Enhanced electrocatalytic activity in MOFs-derived 3D hollow NiCo-LDH nanocages decorated porous biochar for simultaneously ultra-sensitive electrochemical sensing of Cu2+ and Hg2

• Published in: Talanta (Oxford) Vol. 279; p. 126624
• Main Authors: Zou, Jiamin, Zou, Jin, Li, Li, Chen, Hui, Liu, Shuwu, Gao, Yansha, Huang, Xigen, Wang, Linyu, Lu, Limin
• Format: Journal Article
• Language: English
• Published: Elsevier B.V 01.11.2024
• Subjects: Heavy metal ions; Hollow nanocages; Porous carbon; Simultaneous determination; Heavy metal ions; Simultaneous determination; Porous carbon; Hollow nanocages
• ISSN: 0039-9140; 1873-3573; 1873-3573
• DOI: 10.1016/j.talanta.2024.126624

Layered double hydroxides (LDHs) have attracted significant attention due to their compositional and structural flexibility. However, it is challenging but meaningful to design and fabricate hierarchical mixed-dimensional LDHs with synergistic effects to increase the electrical conductivity of LDHs and promote the intrinsic activity.

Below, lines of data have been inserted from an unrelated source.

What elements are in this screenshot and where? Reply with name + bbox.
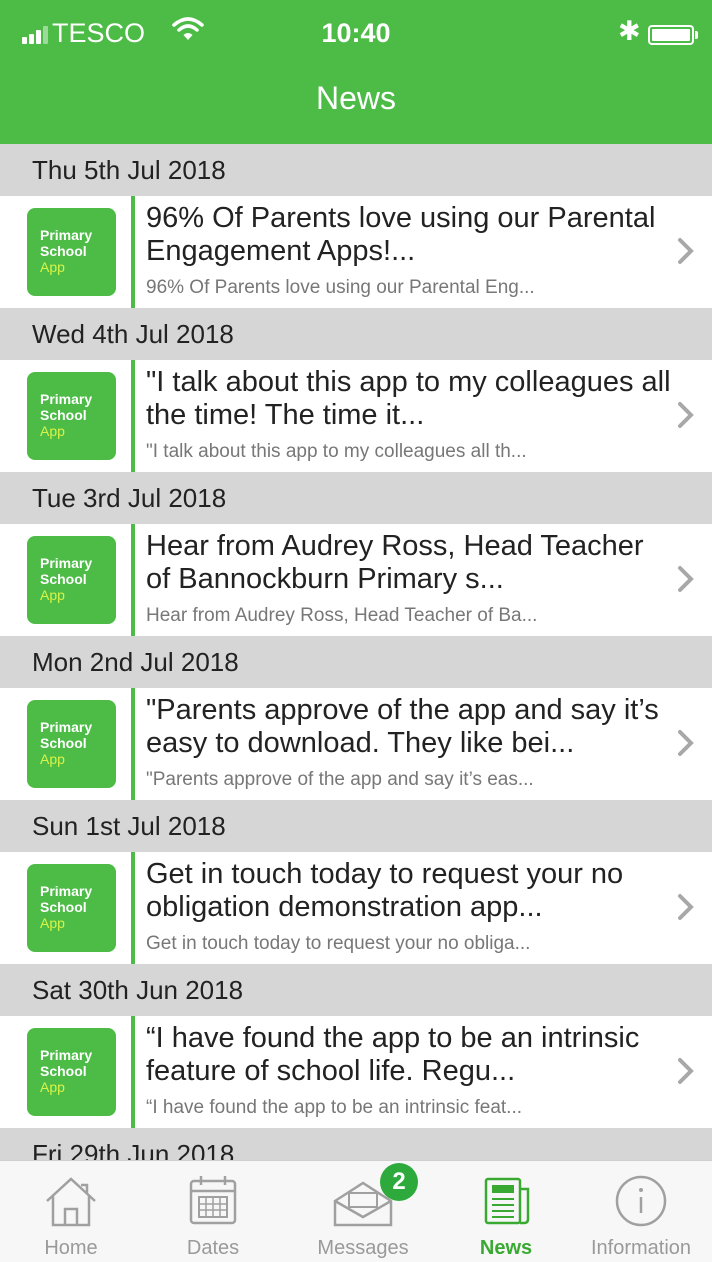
newspaper-icon — [484, 1177, 530, 1225]
primary-school-app-logo: Primary School App — [27, 536, 116, 624]
tab-messages[interactable]: 2 Messages — [284, 1161, 442, 1262]
news-item[interactable]: Primary School App "I talk about this ap… — [0, 360, 712, 472]
tab-information[interactable]: Information — [570, 1161, 712, 1262]
battery-icon — [648, 25, 694, 45]
accent-bar — [131, 360, 135, 472]
news-item[interactable]: Primary School App "Parents approve of t… — [0, 688, 712, 800]
tab-label: Home — [44, 1237, 98, 1259]
news-headline: 96% Of Parents love using our Parental E… — [146, 202, 656, 267]
date-header: Wed 4th Jul 2018 — [0, 308, 712, 360]
news-preview: 96% Of Parents love using our Parental E… — [146, 277, 535, 298]
bluetooth-icon: ✱ — [618, 16, 641, 46]
date-header: Sat 30th Jun 2018 — [0, 964, 712, 1016]
news-headline: Get in touch today to request your no ob… — [146, 858, 624, 923]
news-preview: "Parents approve of the app and say it’s… — [146, 769, 534, 790]
primary-school-app-logo: Primary School App — [27, 1028, 116, 1116]
primary-school-app-logo: Primary School App — [27, 864, 116, 952]
page-title: News — [315, 80, 396, 116]
news-headline: “I have found the app to be an intrinsic… — [146, 1022, 640, 1087]
news-section: Sat 30th Jun 2018 Primary School App “I … — [0, 964, 712, 1128]
tab-label: Information — [590, 1237, 692, 1259]
date-header: Thu 5th Jul 2018 — [0, 144, 712, 196]
accent-bar — [131, 196, 135, 308]
tab-label: Messages — [317, 1237, 409, 1259]
tab-label: News — [479, 1237, 533, 1259]
chevron-right-icon — [678, 894, 694, 920]
news-preview: "I talk about this app to my colleagues … — [146, 441, 527, 462]
tab-dates[interactable]: Dates — [142, 1161, 284, 1262]
chevron-right-icon — [678, 730, 694, 756]
news-item[interactable]: Primary School App Get in touch today to… — [0, 852, 712, 964]
chevron-right-icon — [678, 1058, 694, 1084]
news-section: Sun 1st Jul 2018 Primary School App Get … — [0, 800, 712, 964]
info-icon — [615, 1175, 667, 1227]
primary-school-app-logo: Primary School App — [27, 700, 116, 788]
accent-bar — [131, 1016, 135, 1128]
news-headline: "I talk about this app to my colleagues … — [146, 366, 671, 431]
news-section: Mon 2nd Jul 2018 Primary School App "Par… — [0, 636, 712, 800]
news-section: Tue 3rd Jul 2018 Primary School App Hear… — [0, 472, 712, 636]
status-time: 10:40 — [321, 18, 391, 48]
accent-bar — [131, 852, 135, 964]
news-section: Fri 29th Jun 2018 — [0, 1128, 712, 1160]
news-headline: "Parents approve of the app and say it’s… — [146, 694, 659, 759]
news-list[interactable]: Thu 5th Jul 2018 Primary School App 96% … — [0, 144, 712, 1160]
messages-badge: 2 — [380, 1163, 418, 1201]
chevron-right-icon — [678, 402, 694, 428]
battery-tip — [695, 31, 698, 39]
news-preview: Get in touch today to request your no ob… — [146, 933, 531, 954]
date-header: Tue 3rd Jul 2018 — [0, 472, 712, 524]
chevron-right-icon — [678, 238, 694, 264]
tab-bar: Home Dates 2 Messages News Information — [0, 1160, 712, 1262]
news-item[interactable]: Primary School App Hear from Audrey Ross… — [0, 524, 712, 636]
status-bar: TESCO 10:40 ✱ — [0, 12, 712, 60]
date-header: Mon 2nd Jul 2018 — [0, 636, 712, 688]
primary-school-app-logo: Primary School App — [27, 372, 116, 460]
news-item[interactable]: Primary School App 96% Of Parents love u… — [0, 196, 712, 308]
accent-bar — [131, 524, 135, 636]
accent-bar — [131, 688, 135, 800]
app-header: TESCO 10:40 ✱ News — [0, 0, 712, 144]
date-header: Sun 1st Jul 2018 — [0, 800, 712, 852]
news-item[interactable]: Primary School App “I have found the app… — [0, 1016, 712, 1128]
news-section: Wed 4th Jul 2018 Primary School App "I t… — [0, 308, 712, 472]
date-header: Fri 29th Jun 2018 — [0, 1128, 712, 1160]
tab-news[interactable]: News — [442, 1161, 570, 1262]
tab-label: Dates — [186, 1237, 240, 1259]
tab-home[interactable]: Home — [0, 1161, 142, 1262]
news-preview: “I have found the app to be an intrinsic… — [146, 1097, 523, 1118]
house-icon — [46, 1177, 96, 1227]
news-preview: Hear from Audrey Ross, Head Teacher of B… — [146, 605, 538, 626]
chevron-right-icon — [678, 566, 694, 592]
primary-school-app-logo: Primary School App — [27, 208, 116, 296]
news-headline: Hear from Audrey Ross, Head Teacher of B… — [146, 530, 644, 595]
calendar-icon — [189, 1176, 237, 1225]
news-section: Thu 5th Jul 2018 Primary School App 96% … — [0, 144, 712, 308]
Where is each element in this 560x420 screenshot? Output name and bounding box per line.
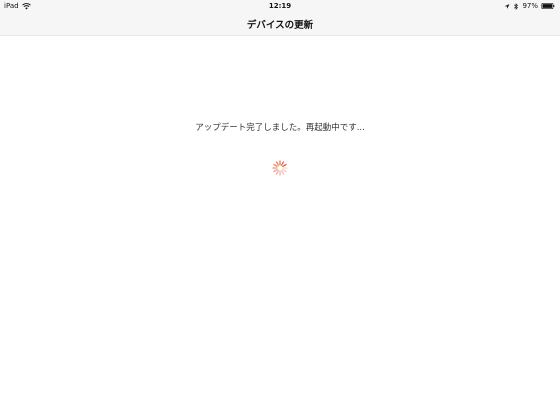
location-icon bbox=[505, 3, 510, 9]
nav-title: デバイスの更新 bbox=[246, 20, 314, 31]
spinner-tick bbox=[275, 161, 280, 166]
spinner-tick bbox=[282, 168, 287, 173]
update-status-message: アップデート完了しました。再起動中です... bbox=[195, 123, 365, 133]
spinner-tick bbox=[275, 170, 280, 175]
spinner-tick bbox=[273, 168, 278, 173]
spinner-tick bbox=[280, 161, 285, 166]
status-bar: iPad 12:19 97% bbox=[0, 0, 560, 12]
status-right: 97% bbox=[504, 0, 555, 12]
battery-percent: 97% bbox=[522, 2, 538, 10]
spinner-tick bbox=[282, 163, 287, 168]
spinner-tick bbox=[280, 170, 285, 175]
loading-spinner-icon bbox=[272, 160, 288, 176]
nav-bar: デバイスの更新 bbox=[0, 12, 560, 36]
battery-icon bbox=[541, 3, 555, 9]
bluetooth-icon bbox=[514, 2, 519, 10]
status-time: 12:19 bbox=[268, 2, 292, 10]
spinner-tick bbox=[273, 163, 278, 168]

Herein, 3D hollow NiCo-LDH nanocages decorated porous biochar (3D NiCo-LDH/PBC) has been synthesized by using ZIF-67 as precursor, which was utilized for constructing electrochemical sensing platform to realize simultaneous determination of Cu2+ and Hg2+. The 3D NiCo-LDH/PBC possessed the characteristics of hollow material and three-dimensional porous material, revealing a larger surface area, more exposed active sites, and faster electron transfer, which is beneficial to enhancing its electrochemical performance. Consequently, the developed sensor displayed good performance for simultaneously detecting Cu2+ and Hg2+ with ultra-low limit of detection (LOD) of 0.03 μg L−1 and 0.03 μg L−1, respectively. The proposed sensor also demonstrated excellent stability, repeatability and reproducibility. Furthermore, the sensor can be successfully used for the electrochemical analysis of Cu2+ and Hg2+ in lake water sample with satisfactory recovery, which is of great feasibility for practical application. The schematic diagram of the synthetic process of 3D NiCo-LDH/PBC based sensor and its application for simultaneous detection of Cu2+ and Hg2+. [Display omitted] •3D hollow NiCo-LDH nanocages decorated PBC was obtained from ZIF-67 template.•3D NiCo-LDH/PBC electrode was used for simultaneous detection of Cu2+ and Hg2+.•Hollow and porous structure favors the exposure of active sites for HMIs enrichment.•The limit of detections of Cu2+ and Hg2+ were down to 0.03 μg L−1 and 0.03 μg L−1.•The sensor was successfully applied to detect Cu2+ and Hg2+ in water samples.